Here at the Funny Names Blog, we don’t consider ourselves humor writers – we are historians and explorers seeking to enrich the world and contribute to the understanding and advancement of the exciting new field of funnynameology. We are pioneers.
As part of our efforts in this emerging academic discipline, we occasionally reach new epiphanies that signify a quantum leap forward in nominal knowledge. Like all responsible scientists, we recognize that we must publish our work and share it with the world. Since science presently contains a massive void in journals addressing funnynameology, we will unveiling the Funny Names Theory page on our blog next week, which will serve as the official repository of all significant breakthroughs in Funny Names Theory.
In celebration of this, we opened up a poll last week asking our exceptional readers to vote on which theories you’d like to see previewed over the weekend.
Here were the results:
- The “Kermit Can Kill” Conjecture: 19.51%
- The Outerbridge Horsey Certainty Principle: 17.07%
- The Izzy Skenazy Postulate: 14.63%
- The Bone Wars Settlement (and the Muffet McGraw Corollary): 14.63%
- The Baldwin Churchill Rule: 12.20%
- The Armstrong-McLish Allowance (and the Bramble Exception): 12.20%
- The S.E.O. Confusion Conclusion: 9.76%
Last night, when we last checked the results, there was a three-way tie for second place, so I decided to wait for the voting to resolve itself. I checked again this afternoon and we now have two clear winners!
Here are the two Funny Names Theories previews as chosen by our enlightened readership!
The Kermit Can Kill Conjecture
People born with unusual names (especially boys named Kermit) often become some of the most hardcore tough guys (and gals) on the planet. It is theorized that this could be due to a natural response to early schoolyard heckling at the hands of unenlightened youths who have not yet learned the awesome power that the funny name holds.
Item ∞ – The Outerbridge Horsey Certainty Principle
Part 1: In the beginning, there was Outerbridge Horsey.
Part 2: Outerbridge Horsey is the standard by which all funny names are measured.
Every system of measurement requires a standard by which all other measurements can be referenced. For most of its history, the metric system used a one-meter long bar of platinum at the freezing temperature of water as its standard. For the Funny Names Blog, Outerbridge Horsey is our de facto bar of platinum-iridium alloy.
There are several reasons for this:
- Over five years ago, it was the name that inspired the creation of the Funny Names List that eventually led to this blog.
- The original Outerbridge Horsey was born in Maryland in 1715, sixty years before the original 13 U.S. colonies had declared independence from the British. Outerbridge Horsey VII is alive today. While most names have to be examined in the context of their particular time period, Outerbridge Horsey provides a benchmark for nearly 300 years of funny name history. No other name we have encountered has that kind of staying power, with the slightly less-accomplished – and slightly less-amusing – lineage of Return J. Meigs (which started 35 years later) its closest known competitor.
- The name has always been unusual.
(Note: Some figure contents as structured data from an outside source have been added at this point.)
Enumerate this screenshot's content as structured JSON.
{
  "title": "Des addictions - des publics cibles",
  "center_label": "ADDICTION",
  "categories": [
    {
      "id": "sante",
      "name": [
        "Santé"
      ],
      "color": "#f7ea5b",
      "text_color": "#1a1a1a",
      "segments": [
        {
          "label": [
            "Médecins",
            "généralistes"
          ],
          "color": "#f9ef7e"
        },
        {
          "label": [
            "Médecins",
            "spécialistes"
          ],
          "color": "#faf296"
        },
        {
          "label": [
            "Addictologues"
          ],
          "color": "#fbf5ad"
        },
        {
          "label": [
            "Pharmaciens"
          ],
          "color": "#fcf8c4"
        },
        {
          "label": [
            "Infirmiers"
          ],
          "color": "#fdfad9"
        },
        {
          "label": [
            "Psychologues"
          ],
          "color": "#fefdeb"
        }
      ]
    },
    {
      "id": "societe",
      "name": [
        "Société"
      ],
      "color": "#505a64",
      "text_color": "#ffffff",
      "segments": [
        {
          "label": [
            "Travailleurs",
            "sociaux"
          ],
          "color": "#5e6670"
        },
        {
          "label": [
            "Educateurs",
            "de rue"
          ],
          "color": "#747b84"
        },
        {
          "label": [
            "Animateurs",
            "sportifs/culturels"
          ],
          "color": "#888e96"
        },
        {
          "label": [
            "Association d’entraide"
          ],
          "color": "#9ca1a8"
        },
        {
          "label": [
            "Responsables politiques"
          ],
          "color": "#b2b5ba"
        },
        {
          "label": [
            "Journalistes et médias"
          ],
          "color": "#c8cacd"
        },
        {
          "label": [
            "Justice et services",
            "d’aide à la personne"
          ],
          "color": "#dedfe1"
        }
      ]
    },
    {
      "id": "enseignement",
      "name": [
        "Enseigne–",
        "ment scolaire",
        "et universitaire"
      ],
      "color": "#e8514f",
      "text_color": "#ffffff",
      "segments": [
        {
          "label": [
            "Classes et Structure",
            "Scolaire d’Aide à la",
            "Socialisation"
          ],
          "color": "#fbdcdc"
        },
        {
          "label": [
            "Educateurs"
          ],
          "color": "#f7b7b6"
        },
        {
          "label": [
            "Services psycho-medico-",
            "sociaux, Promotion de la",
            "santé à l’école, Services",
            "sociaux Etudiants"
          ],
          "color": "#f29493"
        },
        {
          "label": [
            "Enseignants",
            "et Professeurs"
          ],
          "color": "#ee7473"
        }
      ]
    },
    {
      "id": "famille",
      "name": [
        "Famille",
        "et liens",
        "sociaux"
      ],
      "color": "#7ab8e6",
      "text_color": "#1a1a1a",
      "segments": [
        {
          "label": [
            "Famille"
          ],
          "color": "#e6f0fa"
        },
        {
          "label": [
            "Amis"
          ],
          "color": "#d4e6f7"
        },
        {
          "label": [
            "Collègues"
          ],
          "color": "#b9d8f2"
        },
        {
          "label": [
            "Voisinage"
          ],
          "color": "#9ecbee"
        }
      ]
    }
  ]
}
While names like Archibald, Gladys, or Skylar can be considered normal by some people and strange by others, there was never a period where Outerbridge didn’t raise eyebrows.
- For any person to have the funniest name in the world since 1715, it would have to pass the Outerbridge Horsey test. While it is all subjective, and there are definitely some names that can make a strong and valid claim to that title, we have yet to find a name that has had an obvious edge over Outerbridge Horsey.
So there you have it – the first two theories ever to be published in the emerging scientific discipline of funnynameology, and if you comment on this post, you can tell your (hopefully funny-named) grandchildren that you were there when history was made.